When Adam Lowry and Eric Ryan founded Method in 2001 they knew their new biodegradable natural cleaning supplies company needed to standout on the shelves to have any chance of success.
After all, Method was up against some of the biggest corporations in the world, including Unilever, Proctor and Gamble, and SC Johnson & Son.
“I started looking in the cleaning aisle of the grocery store. Everything was really boring. It was a sea of sameness,” explained Ryan.
And so the Method founders approached the renowned industrial designer Karim Rashid, who has built a stellar reputation by designing everything from perfumes and watches to tablewear and furniture. But never plastic cleaning bottles.
It proved to be an inspired move. Rashid designed a series of innovative bottles for Method that gave the fledgling brand a distinct personality and helped clearly differentiate it from its staid competitors.
“Why do we feel like we need to keep revisiting the archetype over and over and over again?” Rashid asked in the documentary Objectified.
“Digital cameras for example, in which their format, proportion, the fact that they’re horizontal rectangles, are modelled off the original silver film camera. So, in turn it’s the film that defines the shape of the camera. All of a sudden our digital cameras have no film.
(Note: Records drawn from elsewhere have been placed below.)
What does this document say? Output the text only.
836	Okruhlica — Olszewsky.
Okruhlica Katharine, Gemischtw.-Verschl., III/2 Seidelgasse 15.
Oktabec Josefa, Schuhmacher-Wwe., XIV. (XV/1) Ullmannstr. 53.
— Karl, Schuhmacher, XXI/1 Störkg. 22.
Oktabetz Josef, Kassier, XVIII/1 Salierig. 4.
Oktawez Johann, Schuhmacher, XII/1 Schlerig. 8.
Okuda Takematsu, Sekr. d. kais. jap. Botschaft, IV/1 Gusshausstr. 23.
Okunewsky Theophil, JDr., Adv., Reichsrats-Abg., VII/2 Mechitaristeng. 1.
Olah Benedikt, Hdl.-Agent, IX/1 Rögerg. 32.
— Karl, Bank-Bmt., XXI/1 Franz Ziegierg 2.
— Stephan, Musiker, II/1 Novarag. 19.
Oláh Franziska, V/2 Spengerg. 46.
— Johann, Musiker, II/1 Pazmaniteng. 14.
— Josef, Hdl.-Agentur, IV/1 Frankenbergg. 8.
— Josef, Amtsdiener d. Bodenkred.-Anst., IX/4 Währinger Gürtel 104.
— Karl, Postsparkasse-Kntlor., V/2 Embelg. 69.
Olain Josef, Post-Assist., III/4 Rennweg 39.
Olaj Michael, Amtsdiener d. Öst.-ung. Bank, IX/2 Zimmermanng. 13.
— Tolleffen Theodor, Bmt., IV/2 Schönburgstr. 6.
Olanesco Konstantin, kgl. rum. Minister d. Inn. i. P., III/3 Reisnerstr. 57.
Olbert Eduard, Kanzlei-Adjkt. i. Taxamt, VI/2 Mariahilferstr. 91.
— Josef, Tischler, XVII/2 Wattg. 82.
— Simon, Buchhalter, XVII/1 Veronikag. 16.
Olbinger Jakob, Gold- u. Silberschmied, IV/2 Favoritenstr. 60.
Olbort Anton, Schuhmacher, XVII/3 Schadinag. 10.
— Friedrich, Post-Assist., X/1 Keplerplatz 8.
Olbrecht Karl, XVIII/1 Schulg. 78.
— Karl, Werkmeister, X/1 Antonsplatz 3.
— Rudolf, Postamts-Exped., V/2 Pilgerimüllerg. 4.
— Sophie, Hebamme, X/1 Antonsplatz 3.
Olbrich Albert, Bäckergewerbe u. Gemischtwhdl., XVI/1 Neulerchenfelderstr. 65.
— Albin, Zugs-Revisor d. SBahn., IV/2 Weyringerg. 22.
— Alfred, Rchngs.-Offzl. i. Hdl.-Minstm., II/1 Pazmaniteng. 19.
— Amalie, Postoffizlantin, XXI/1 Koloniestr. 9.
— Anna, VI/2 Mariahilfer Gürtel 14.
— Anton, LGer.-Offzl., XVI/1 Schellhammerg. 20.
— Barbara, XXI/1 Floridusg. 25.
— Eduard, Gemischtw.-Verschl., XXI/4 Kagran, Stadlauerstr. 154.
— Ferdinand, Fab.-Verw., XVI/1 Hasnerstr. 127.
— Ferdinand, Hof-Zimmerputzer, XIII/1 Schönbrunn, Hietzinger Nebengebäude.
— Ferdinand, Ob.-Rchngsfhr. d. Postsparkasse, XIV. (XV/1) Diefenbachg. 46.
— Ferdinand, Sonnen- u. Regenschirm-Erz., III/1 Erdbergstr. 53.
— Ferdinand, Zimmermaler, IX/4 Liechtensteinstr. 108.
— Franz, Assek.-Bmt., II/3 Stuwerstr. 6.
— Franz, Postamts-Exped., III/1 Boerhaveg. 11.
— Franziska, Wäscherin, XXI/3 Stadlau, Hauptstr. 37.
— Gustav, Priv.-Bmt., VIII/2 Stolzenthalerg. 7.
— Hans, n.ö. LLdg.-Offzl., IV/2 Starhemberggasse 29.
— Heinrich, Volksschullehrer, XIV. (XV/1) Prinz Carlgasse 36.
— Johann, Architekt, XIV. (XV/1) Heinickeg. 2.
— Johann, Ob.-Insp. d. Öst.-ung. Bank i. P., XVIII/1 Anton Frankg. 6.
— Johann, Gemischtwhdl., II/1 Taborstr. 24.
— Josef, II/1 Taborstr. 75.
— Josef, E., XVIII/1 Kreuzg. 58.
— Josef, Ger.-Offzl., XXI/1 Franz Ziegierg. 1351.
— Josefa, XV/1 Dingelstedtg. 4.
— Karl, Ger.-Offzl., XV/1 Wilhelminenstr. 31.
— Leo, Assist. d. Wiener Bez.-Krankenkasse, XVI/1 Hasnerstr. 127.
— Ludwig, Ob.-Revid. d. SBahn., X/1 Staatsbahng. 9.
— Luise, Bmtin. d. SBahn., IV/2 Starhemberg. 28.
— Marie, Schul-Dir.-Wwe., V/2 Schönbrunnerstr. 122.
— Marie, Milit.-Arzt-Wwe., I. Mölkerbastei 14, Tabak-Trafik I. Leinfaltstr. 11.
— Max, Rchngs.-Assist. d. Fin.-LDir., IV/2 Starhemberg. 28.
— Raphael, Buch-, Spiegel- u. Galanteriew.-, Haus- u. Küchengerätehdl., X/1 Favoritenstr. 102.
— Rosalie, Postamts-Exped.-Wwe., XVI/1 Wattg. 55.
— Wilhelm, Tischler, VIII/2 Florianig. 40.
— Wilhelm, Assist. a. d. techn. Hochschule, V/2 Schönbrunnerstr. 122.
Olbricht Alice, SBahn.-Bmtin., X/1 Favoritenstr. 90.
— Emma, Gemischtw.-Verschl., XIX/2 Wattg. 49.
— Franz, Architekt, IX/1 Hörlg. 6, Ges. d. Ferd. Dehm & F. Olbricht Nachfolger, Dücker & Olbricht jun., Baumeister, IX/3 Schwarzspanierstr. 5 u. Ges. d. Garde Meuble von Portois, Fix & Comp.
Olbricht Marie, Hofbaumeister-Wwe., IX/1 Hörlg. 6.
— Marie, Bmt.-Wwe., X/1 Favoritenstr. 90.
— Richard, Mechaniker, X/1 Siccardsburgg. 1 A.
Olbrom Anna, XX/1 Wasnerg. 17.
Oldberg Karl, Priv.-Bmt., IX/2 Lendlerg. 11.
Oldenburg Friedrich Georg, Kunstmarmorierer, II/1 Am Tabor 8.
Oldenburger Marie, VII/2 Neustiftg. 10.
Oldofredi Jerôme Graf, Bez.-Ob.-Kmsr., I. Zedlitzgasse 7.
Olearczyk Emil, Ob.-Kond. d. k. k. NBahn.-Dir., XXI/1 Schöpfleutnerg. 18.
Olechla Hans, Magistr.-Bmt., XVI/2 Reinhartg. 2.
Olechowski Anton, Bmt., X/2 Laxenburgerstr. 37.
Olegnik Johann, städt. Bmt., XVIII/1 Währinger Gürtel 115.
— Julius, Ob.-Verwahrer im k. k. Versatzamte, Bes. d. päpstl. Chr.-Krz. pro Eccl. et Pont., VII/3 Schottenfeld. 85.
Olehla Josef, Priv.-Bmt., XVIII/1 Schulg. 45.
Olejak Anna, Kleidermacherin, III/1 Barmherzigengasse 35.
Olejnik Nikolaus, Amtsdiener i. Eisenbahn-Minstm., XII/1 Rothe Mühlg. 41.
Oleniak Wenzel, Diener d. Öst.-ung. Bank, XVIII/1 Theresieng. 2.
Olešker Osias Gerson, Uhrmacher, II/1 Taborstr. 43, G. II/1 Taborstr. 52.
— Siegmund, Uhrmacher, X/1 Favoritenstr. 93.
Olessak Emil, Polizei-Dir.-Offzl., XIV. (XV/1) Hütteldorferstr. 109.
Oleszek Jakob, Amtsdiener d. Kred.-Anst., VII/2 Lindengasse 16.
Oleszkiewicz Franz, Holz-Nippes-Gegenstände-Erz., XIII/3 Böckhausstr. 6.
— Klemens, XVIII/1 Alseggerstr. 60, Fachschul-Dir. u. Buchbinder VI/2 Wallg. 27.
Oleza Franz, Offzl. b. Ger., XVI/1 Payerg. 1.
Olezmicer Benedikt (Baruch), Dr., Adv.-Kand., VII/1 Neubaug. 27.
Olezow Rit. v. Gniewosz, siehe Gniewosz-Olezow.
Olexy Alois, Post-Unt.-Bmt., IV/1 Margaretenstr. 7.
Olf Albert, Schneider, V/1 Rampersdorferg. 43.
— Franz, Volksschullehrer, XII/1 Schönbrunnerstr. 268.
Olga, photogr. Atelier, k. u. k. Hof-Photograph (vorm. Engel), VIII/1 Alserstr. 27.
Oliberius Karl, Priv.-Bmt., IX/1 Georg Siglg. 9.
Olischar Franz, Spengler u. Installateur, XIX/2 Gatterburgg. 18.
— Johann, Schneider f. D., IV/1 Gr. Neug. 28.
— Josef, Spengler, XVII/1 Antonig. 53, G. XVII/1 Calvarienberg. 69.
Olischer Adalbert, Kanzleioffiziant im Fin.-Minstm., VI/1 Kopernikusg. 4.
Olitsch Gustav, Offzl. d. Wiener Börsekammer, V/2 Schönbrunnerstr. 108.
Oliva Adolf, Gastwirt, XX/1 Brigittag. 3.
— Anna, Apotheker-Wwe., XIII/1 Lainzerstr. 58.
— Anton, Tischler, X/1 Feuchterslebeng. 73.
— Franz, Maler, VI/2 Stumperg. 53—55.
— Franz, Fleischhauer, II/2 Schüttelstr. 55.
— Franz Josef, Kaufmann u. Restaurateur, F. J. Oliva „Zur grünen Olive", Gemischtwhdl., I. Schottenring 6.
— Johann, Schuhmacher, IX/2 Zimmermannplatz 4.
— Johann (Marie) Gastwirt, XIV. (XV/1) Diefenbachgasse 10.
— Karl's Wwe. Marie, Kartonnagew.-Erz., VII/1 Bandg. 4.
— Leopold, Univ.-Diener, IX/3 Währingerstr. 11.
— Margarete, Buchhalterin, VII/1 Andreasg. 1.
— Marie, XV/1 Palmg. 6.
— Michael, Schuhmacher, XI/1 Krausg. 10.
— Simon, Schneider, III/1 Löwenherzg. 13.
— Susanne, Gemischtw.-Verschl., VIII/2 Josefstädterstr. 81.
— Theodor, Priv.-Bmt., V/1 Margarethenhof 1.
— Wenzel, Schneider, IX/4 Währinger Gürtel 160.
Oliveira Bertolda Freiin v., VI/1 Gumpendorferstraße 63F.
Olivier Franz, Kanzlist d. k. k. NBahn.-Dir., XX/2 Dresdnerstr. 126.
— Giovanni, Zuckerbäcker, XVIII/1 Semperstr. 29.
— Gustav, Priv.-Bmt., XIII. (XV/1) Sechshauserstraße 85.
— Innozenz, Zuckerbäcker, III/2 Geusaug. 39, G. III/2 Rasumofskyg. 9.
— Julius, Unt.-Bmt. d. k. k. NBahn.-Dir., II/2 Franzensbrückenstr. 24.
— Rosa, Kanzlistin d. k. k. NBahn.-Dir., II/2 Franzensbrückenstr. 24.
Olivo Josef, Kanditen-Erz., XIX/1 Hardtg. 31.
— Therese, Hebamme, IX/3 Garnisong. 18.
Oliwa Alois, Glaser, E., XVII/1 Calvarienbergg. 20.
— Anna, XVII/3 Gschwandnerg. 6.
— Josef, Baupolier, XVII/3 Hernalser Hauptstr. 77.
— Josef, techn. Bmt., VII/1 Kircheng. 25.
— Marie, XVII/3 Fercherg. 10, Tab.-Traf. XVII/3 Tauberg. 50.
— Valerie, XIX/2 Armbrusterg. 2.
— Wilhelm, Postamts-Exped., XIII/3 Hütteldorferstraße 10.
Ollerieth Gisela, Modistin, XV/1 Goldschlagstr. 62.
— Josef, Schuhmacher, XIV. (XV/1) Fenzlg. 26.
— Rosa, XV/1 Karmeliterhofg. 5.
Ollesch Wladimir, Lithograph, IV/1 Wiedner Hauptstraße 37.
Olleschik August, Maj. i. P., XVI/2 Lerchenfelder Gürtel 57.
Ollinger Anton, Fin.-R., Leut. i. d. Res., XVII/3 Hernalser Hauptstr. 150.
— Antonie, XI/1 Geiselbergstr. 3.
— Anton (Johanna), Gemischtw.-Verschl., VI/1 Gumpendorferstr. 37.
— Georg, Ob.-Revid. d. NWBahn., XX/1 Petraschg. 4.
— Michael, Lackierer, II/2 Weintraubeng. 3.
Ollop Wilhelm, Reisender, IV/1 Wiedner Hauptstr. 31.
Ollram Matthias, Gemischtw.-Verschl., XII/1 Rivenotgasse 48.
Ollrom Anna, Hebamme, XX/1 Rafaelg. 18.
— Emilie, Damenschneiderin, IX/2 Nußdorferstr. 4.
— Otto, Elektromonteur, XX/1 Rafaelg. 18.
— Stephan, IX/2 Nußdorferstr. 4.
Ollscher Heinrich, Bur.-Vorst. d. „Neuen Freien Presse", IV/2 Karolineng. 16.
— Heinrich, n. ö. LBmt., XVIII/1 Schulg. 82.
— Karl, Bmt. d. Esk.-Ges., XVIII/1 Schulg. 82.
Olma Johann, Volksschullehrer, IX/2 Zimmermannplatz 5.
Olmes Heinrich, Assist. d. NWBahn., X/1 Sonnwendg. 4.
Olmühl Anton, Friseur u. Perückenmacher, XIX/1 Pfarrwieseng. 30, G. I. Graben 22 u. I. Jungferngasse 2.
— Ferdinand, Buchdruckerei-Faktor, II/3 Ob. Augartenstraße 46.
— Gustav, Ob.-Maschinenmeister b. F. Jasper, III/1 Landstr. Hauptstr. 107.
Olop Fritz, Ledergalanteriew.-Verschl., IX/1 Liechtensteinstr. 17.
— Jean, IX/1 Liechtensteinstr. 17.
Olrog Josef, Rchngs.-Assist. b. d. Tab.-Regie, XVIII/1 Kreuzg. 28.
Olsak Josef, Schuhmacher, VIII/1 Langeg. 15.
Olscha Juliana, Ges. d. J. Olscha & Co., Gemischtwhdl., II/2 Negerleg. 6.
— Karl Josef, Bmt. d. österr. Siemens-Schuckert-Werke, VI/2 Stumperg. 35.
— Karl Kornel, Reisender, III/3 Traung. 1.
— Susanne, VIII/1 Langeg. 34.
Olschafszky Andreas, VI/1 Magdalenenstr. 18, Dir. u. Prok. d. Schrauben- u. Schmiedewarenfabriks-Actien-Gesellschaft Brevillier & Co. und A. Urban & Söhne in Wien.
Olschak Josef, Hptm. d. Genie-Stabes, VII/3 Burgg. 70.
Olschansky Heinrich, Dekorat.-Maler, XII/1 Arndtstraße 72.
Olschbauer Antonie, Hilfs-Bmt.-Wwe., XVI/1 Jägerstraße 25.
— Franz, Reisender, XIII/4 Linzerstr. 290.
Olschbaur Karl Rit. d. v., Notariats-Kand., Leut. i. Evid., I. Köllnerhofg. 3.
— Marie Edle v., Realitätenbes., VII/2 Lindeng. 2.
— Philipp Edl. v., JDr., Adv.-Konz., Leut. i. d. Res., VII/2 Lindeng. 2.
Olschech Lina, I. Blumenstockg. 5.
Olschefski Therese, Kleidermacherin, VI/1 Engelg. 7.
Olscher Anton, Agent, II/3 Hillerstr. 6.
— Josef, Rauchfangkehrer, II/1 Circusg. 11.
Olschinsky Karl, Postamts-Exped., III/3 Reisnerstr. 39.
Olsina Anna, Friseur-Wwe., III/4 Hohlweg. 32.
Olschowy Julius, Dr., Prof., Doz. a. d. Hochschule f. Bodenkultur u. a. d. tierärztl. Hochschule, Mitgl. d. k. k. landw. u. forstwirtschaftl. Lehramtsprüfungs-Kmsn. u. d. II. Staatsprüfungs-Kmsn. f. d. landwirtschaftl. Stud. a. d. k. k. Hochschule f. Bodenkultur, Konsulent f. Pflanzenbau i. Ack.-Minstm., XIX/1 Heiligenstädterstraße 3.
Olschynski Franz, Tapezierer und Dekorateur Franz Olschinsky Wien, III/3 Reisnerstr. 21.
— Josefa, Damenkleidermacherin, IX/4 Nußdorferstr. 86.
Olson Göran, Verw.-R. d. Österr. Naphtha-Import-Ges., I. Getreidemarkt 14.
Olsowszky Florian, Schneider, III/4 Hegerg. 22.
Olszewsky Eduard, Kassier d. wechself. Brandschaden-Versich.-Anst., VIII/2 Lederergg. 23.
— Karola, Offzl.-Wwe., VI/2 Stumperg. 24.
So why on earth do we have the same shape we have?”
Rashid took the same approach at Method when his team designed the now famous teardrop shaped hand wash, an innovative washing-up liquid bottle that opened at the bottom, and what became a hugely popular line of surface sprays.
The strategy worked. Method grew into a multimillion pound business before being acquired by Ecover in 2012, which itself was then acquired by none other than SC Johnson & Son in 2017.
“Other companies are obsessed with maximising shelf presence and communicating so much on the fronts of their bottles,” explains Josh Handy, VP of Design at Method today.
“The reason why our bottles are so aesthetic is because we realise that it lives in your home for months. Why should it look like an advertisement?”